A hopeful change-agent
Alisha has pushed to bring more trauma-informed practices into the classrooms and increase the use of assistive technology to promote student independence.
“Our voices aren’t heard at the district level. We get a lot of, ‘Oh, why don’t you check in with your teacher about that,” she says. “I would love to see a joint effort between paraprofessionals and classroom teachers to advocate and create change, since paraprofessionals are too often overlooked in a hierarchical system that claims to see us as equals in education.”
Increasing need, increasing burnout
Over the years, the Rasmussens have also observed an increase in behavioral issues among students, which affects paraprofessionals in terms of both physical safety and burnout.
“We’re talking students who are easily escalated, throwing chairs, hurting other people, hurting themselves,” says Marla. “It is not unusual for our staff to be punched in the face.” She adds that staff being harmed was rare when she first started working. “Now, it’s an everyday occurrence.”
Despite the significant difficulties that come with the role, both mother and daughter say that the bonds they’ve formed with their students make the job worthwhile.
Helping kids find their voice
Once, Marla was asked to support a high schooler who was selectively mute.

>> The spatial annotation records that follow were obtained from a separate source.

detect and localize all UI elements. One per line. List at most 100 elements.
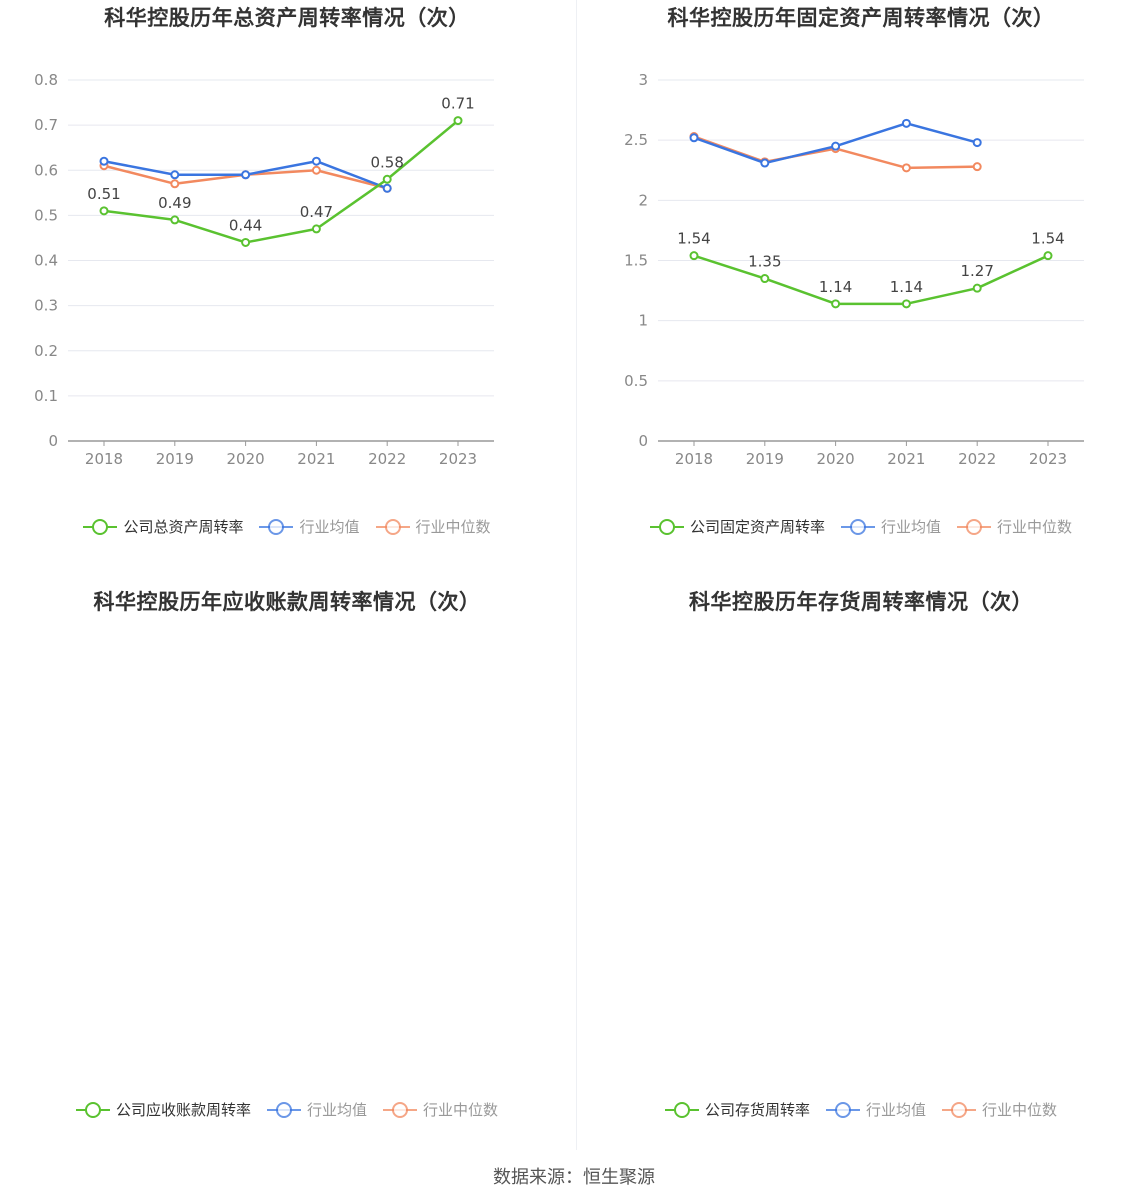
data-point-avg	[382, 183, 392, 193]
data-point-company	[901, 299, 911, 309]
line-chart: 0 0.5 1 1.5 2 2.5 3 2018 2019 2020 2021 2022 2023 1.5…	[624, 71, 1084, 468]
y-tick-label: 0.3	[34, 297, 58, 315]
legend-label: 行业中位数	[997, 518, 1073, 536]
legend-item-median[interactable]: 行业中位数	[942, 1099, 1057, 1120]
data-point-company	[241, 237, 251, 247]
legend-item-median[interactable]: 行业中位数	[957, 516, 1072, 537]
x-tick-label: 2022	[958, 450, 996, 468]
data-point-company	[689, 251, 699, 261]
data-point-company	[831, 299, 841, 309]
data-point-avg	[241, 170, 251, 180]
data-point-avg	[689, 133, 699, 143]
chart-title: 科华控股历年应收账款周转率情况（次）	[93, 590, 481, 614]
data-label: 1.54	[1031, 230, 1064, 248]
data-point-avg	[760, 158, 770, 168]
series-line-company	[103, 119, 459, 244]
legend-label: 行业均值	[306, 1101, 367, 1119]
line-chart: 012342018201920202021202220233.493.233.0…	[574, 583, 1148, 1166]
data-label: 0.44	[229, 216, 262, 234]
data-point-avg	[901, 118, 911, 128]
legend-item-avg[interactable]: 行业均值	[266, 1099, 367, 1120]
legend-marker-icon	[825, 1101, 860, 1118]
chart-panel-fixed-asset-turnover: 科华控股历年固定资产周转率情况（次） 0 0.5 1 1.5 2 2.5 3 2018 2019…	[574, 0, 1148, 583]
data-label: 0.58	[370, 153, 403, 171]
legend: 公司存货周转率 行业均值 行业中位数	[574, 1099, 1148, 1120]
y-tick-label: 0.6	[34, 161, 58, 179]
data-point-company	[453, 116, 463, 126]
data-point-company	[382, 174, 392, 184]
data-point-median	[901, 163, 911, 173]
chart-panel-inventory-turnover: 科华控股历年存货周转率情况（次） 01234201820192020202120…	[574, 583, 1148, 1166]
data-point-median	[311, 165, 321, 175]
data-point-avg	[972, 138, 982, 148]
legend-item-median[interactable]: 行业中位数	[383, 1099, 498, 1120]
legend-marker-icon	[664, 1101, 699, 1118]
data-point-company	[99, 206, 109, 216]
x-tick-label: 2018	[675, 450, 713, 468]
data-label: 1.14	[819, 278, 852, 296]
legend-item-company[interactable]: 公司应收账款周转率	[75, 1099, 251, 1120]
data-point-company	[1043, 251, 1053, 261]
chart-title: 科华控股历年总资产周转率情况（次）	[104, 6, 470, 30]
x-tick-label: 2018	[85, 450, 123, 468]
legend-label: 行业中位数	[423, 1101, 499, 1119]
x-tick-label: 2023	[439, 450, 477, 468]
x-tick-label: 2023	[1029, 450, 1067, 468]
legend-marker-icon	[942, 1101, 976, 1118]
legend-marker-icon	[383, 1101, 417, 1118]
legend-item-avg[interactable]: 行业均值	[825, 1099, 926, 1120]
data-label: 1.27	[960, 262, 993, 280]
x-tick-label: 2021	[297, 450, 335, 468]
data-label: 1.54	[677, 230, 710, 248]
legend-item-company[interactable]: 公司总资产周转率	[83, 516, 243, 537]
x-tick-label: 2021	[887, 450, 925, 468]
legend-marker-icon	[75, 1101, 110, 1118]
x-tick-label: 2020	[227, 450, 265, 468]
chart-title: 科华控股历年固定资产周转率情况（次）	[667, 6, 1055, 30]
y-tick-label: 0.1	[34, 387, 58, 405]
x-tick-label: 2019	[156, 450, 194, 468]
data-point-company	[170, 215, 180, 225]
data-point-median	[170, 179, 180, 189]
data-label: 1.35	[748, 253, 781, 271]
legend-item-avg[interactable]: 行业均值	[840, 516, 941, 537]
panel-divider	[576, 0, 577, 1150]
legend-marker-icon	[259, 518, 294, 535]
data-point-avg	[311, 156, 321, 166]
legend-label: 公司应收账款周转率	[115, 1101, 251, 1119]
legend-label: 行业均值	[880, 518, 941, 536]
y-tick-label: 0.5	[34, 206, 58, 224]
data-point-avg	[170, 170, 180, 180]
data-label: 0.51	[87, 185, 120, 203]
y-tick-label: 2.5	[624, 131, 648, 149]
y-tick-label: 1.5	[624, 252, 648, 270]
legend-item-median[interactable]: 行业中位数	[375, 516, 491, 537]
legend-item-company[interactable]: 公司固定资产周转率	[649, 516, 825, 537]
legend-label: 公司固定资产周转率	[689, 518, 825, 536]
data-label: 0.47	[300, 203, 333, 221]
legend-label: 行业中位数	[415, 518, 491, 536]
series-line-company	[693, 254, 1049, 306]
data-label: 0.71	[441, 95, 474, 113]
legend-marker-icon	[83, 518, 118, 535]
line-chart: 0 0.1 0.2 0.3 0.4 0.5 0.6 0.7 0.8 2018 2019 2020 202…	[34, 71, 494, 468]
x-tick-label: 2020	[817, 450, 855, 468]
legend: 公司总资产周转率 行业均值 行业中位数	[0, 516, 574, 537]
legend-item-avg[interactable]: 行业均值	[259, 516, 360, 537]
legend-marker-icon	[840, 518, 875, 535]
y-tick-label: 2	[638, 191, 648, 209]
chart-panel-total-asset-turnover: 科华控股历年总资产周转率情况（次） 0 0.1 0.2 0.3 0.4 0.5 0.6 0.7…	[0, 0, 574, 583]
legend-item-company[interactable]: 公司存货周转率	[664, 1099, 810, 1120]
legend-label: 公司存货周转率	[704, 1101, 810, 1119]
chart-title: 科华控股历年存货周转率情况（次）	[689, 590, 1033, 614]
legend-label: 行业均值	[299, 518, 360, 536]
data-source-note: 数据来源：恒生聚源	[493, 1167, 655, 1188]
data-point-company	[972, 283, 982, 293]
data-point-median	[972, 162, 982, 172]
y-tick-label: 0.2	[34, 342, 58, 360]
legend-marker-icon	[375, 518, 410, 535]
data-label: 0.49	[158, 194, 191, 212]
legend-marker-icon	[957, 518, 991, 535]
line-chart: 0123452018201920202021202220232.952.863.…	[0, 583, 574, 1166]
legend-label: 行业中位数	[982, 1101, 1058, 1119]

“I was supposed to be his voice in the classroom,” she says. As she worked with him, however, she discovered that all he needed was time. When asked a question, his face remained blank, so peers and teachers assumed that he couldn’t respond or didn’t understand.
But Marla noticed that if given a few minutes to process, “His whole face would change. It would just light up. Then he would tell you about his interests and his passions. I wasn’t there to speak for him, but to make sure others gave him that space.”
For the Rasmussens, being a paraprofessional is about education, yes, but also about transformation. That highschooler? Marla smiles. “People saw him as a new person.”